Physical therapy is a comparatively modern Innovation in medical science. If there are no institutions in India having the requisite standard, what can the State do but prescribe foreign qualifications only. There was a time when in the City of Calcutta, there was not sufficient scope for training lawyers upto the requisite standard to enable them to practise in the original side of this Court and only barristers having foreign qualifications were allowed to practise. As and when facilities are increasing for such training locally, the rigour of this limitation is being relaxed and promises soon to be extinct. Similarly, when there will be sufficiently trained men in this country in Physical therapeutics and facilities for adequate training, the limitations will doubtlessly be relaxed. There is no excuse however for throwing the public into the hands of self-styled practitioners or self-educated thereapeutists. This is sternly discouraged in all civilized countries and ours should be no exception. It will be observed that the Government has not stopped after prescribing foreign qualifications. Considerable modifications have been made by the notifications that follow.
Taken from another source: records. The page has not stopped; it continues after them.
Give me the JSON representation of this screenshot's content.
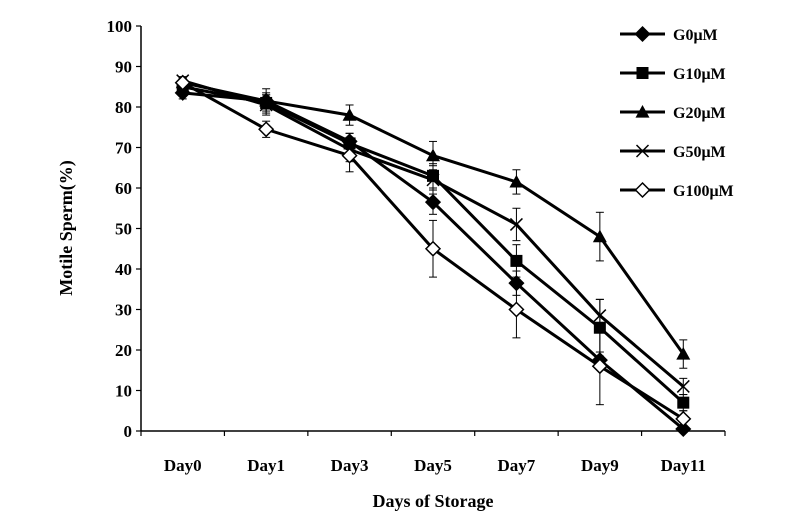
{
  "chart_data": {
    "type": "line",
    "title": "",
    "xlabel": "Days of Storage",
    "ylabel": "Motile Sperm(%)",
    "categories": [
      "Day0",
      "Day1",
      "Day3",
      "Day5",
      "Day7",
      "Day9",
      "Day11"
    ],
    "ylim": [
      0,
      100
    ],
    "yticks": [
      "0",
      "10",
      "20",
      "30",
      "40",
      "50",
      "60",
      "70",
      "80",
      "90",
      "100"
    ],
    "grid": false,
    "legend_position": "top-right",
    "series": [
      {
        "name": "G0μM",
        "marker": "diamond-filled",
        "values": [
          83.5,
          81.5,
          71.5,
          56.5,
          36.5,
          17.5,
          0.5
        ],
        "errors": [
          1.5,
          2.0,
          2.0,
          3.0,
          3.0,
          2.0,
          0.5
        ]
      },
      {
        "name": "G10μM",
        "marker": "square-filled",
        "values": [
          85,
          81,
          71,
          63,
          42,
          25.5,
          7
        ],
        "errors": [
          1.5,
          2.0,
          2.5,
          3.0,
          4.0,
          7.0,
          2.0
        ]
      },
      {
        "name": "G20μM",
        "marker": "triangle-filled",
        "values": [
          86,
          81.5,
          78,
          68,
          61.5,
          48,
          19
        ],
        "errors": [
          1.0,
          3.0,
          2.5,
          3.5,
          3.0,
          6.0,
          3.5
        ]
      },
      {
        "name": "G50μM",
        "marker": "x",
        "values": [
          86.5,
          80.5,
          69.5,
          62,
          51,
          28.5,
          11
        ],
        "errors": [
          1.0,
          2.5,
          3.0,
          3.5,
          4.0,
          4.0,
          2.0
        ]
      },
      {
        "name": "G100μM",
        "marker": "diamond-open",
        "values": [
          86,
          74.5,
          68,
          45,
          30,
          16,
          3
        ],
        "errors": [
          1.0,
          2.0,
          4.0,
          7.0,
          7.0,
          9.5,
          2.0
        ]
      }
    ]
  }
}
On the whole, I am unable to come to the conclusion that the Act and the rules have made it impossible for a citizen under any reasonable circumstances to carry, on the occupation of a Physiotherapist. I do not consider the restrictions to be unreasonable simply because they are some-what exacting and I am convinced that they have been imposed in the interest of the general public.
12. The only other point taken is that the letter dated the 22nd October was signed by the second respondent as the 'License-issuing Authority' under the Act. It is argued that there is no such authority under the Act. Under Section 4 of the Act, an application for registration has to be made to the 'prescribed authority' who if satisfied about the matter issues a license. Under the rules, the 'prescribed authority' is the Deputy Director of Health services, which office is held by the second respondent. There is therefore nothing in this point. No other point has been argued. I cannot be blind to the fact that the result of my allowing this application would be to compel the Government to allow the petitioner to run a highly technical institution like a 'Physical therapy establishment', without qualified personnel and without adequate equipment. This is clearly not in the public interest.
13. The result is that this application fails and the rule must be discharged and the interim order vacated. There will be no order as to costs.